Céreq Bref, n° 381, Octobre 2019, 4 p.

Penser ensemble les métiers au futur

Publié le
3 Octobre 2019

Pour mieux anticiper les évolutions des emplois et des compétences, le Céreq et France Stratégie ont expérimenté une démarche prospective originale. Au coeur du processus, un groupe d'experts et d’acteurs économiques et sociaux produisent et partagent une vision prospective à long, moyen et court terme. Appliquée à la filière transformation et valorisation des déchets, cette démarche met en lumière un enjeu de professionnalisation des métiers intégrant des exigences accrues de polyvalence et d'autonomie.

Le besoin de disposer d’un regard prospectif sur l’évolution des emplois et des métiers est plus que jamais d’actualité. Celui-ci aiderait en effet à anticiper au mieux les multiples effets des transitions numérique, écologique, démographique, auxquelles sont confrontées les entreprises et les salariés et à repérer les dynamiques par lesquelles s’organise la métamorphose des métiers.
La France dispose en matière d’analyse prospective sectorielle d’outils largement éprouvés comme les contrats d’études prospectives, cofinancés par le ministère du Travail et les branches depuis 1988. Par ailleurs, depuis une quinzaine d'années, des démarches ont été mises en oeuvre localement par les Observatoires régionaux emploi formation (OREF).
Pour prolonger ces outils et dans la perspective de les enrichir, le Céreq et France Stratégie se sont engagés entre 2016 et 2019 dans l’expérimentation d’une Vision prospective partagée des emplois et des compétences (VPPEC, cf. encadré 1). Celle-ci vise à mettre l’accent sur deux dimensions centrales : d'une part une implication plus directe des partenaires économiques et sociaux concernés et, d'autre part, un horizon temporel étendu pour articuler vision de long terme et prise en compte du court terme. Ce texte rend compte à la fois des exigences méthodologiques et des résultats de cette approche, en les incarnant dans la filière de la transformation et de la valorisation des déchets située au coeur des enjeux de la transition écologique et énergétique (cf. encadré 3). Elle offre en effet une bonne illustration de l'intérêt, pour les acteurs d'une filière confrontée à d'importantes mutations, d'engager une démarche prospective.

 

Construire un groupe de travail à la convergence de trois "mondes"
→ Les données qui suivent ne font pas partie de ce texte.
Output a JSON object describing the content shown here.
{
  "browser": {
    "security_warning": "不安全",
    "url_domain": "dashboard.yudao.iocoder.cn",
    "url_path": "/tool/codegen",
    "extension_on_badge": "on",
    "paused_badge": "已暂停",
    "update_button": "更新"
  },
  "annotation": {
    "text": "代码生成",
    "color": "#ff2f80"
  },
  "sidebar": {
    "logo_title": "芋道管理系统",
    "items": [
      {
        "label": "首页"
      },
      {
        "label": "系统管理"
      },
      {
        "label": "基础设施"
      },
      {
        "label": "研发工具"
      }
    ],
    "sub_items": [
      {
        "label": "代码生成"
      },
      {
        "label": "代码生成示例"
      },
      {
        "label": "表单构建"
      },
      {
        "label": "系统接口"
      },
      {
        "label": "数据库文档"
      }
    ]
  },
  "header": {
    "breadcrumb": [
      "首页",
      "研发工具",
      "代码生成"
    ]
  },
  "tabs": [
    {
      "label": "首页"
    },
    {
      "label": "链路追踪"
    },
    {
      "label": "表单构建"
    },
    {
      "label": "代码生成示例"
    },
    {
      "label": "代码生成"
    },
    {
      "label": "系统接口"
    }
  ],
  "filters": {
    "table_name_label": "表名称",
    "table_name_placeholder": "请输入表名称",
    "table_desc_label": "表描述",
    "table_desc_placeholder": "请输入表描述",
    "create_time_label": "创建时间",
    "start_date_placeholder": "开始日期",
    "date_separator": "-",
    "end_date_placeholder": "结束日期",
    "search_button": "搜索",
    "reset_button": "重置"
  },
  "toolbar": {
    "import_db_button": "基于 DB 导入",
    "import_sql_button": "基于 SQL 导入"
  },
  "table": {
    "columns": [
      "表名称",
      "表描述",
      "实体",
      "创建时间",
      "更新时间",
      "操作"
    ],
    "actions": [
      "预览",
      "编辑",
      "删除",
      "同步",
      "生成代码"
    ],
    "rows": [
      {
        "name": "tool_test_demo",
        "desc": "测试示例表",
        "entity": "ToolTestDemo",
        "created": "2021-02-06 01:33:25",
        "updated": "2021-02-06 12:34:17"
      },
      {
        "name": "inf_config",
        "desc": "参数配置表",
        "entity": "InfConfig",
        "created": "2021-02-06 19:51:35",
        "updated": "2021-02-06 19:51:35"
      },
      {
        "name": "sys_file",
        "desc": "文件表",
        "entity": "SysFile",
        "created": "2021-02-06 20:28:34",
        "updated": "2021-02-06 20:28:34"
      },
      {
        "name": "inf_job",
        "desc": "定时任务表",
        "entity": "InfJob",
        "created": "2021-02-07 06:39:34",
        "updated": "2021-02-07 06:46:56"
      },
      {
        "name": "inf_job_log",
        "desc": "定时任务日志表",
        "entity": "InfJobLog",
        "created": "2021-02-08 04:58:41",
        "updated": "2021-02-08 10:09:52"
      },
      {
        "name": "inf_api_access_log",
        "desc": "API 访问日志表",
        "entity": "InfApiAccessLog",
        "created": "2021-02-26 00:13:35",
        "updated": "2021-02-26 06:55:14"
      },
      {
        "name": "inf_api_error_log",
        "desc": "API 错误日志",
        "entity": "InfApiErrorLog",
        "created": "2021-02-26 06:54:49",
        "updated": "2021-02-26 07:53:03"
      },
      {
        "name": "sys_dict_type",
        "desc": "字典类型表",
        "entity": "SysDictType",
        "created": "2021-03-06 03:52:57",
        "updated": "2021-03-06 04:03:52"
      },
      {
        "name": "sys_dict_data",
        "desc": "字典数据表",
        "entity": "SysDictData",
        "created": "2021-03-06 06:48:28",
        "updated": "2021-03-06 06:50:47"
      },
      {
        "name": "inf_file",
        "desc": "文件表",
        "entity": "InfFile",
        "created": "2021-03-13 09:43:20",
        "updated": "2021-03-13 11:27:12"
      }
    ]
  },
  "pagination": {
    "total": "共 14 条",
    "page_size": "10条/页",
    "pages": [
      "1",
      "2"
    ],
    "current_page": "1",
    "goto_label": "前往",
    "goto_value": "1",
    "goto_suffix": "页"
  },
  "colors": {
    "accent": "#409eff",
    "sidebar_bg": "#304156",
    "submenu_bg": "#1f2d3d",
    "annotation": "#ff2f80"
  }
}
L’acte fondateur du processus de la VPPEC réside dans l’identification et le choix des partenaires les plus à même de constituer les contributeurs de ce « partage de vision prospective ». Il s’agit de repérer quelles sont les organisations, les institutions et les réseaux les plus en mesure de rendre compte de l’histoire, du fonctionnement actuel et des évolutions à venir des emplois, des métiers et des compétences d’une filière économique. Le cas de la filière de la transformation et de la valorisation des déchets illustre bien cette composition d’un groupe situé à la convergence de trois « mondes ».
Pour mieux anticiper les évolutions des emplois et des compétences, le Céreq et France Stratégie ont expérimenté une démarche prospective originale. Au coeur du processus, un groupe d'experts et d’acteurs économiques et sociaux produisent et partagent une vision prospective à long, moyen et court terme. Appliquée à la filière transformation et valorisation des déchets, cette démarche met en lumière un enjeu de professionnalisation des métiers intégrant des exigences accrues de polyvalence et d'autonomie.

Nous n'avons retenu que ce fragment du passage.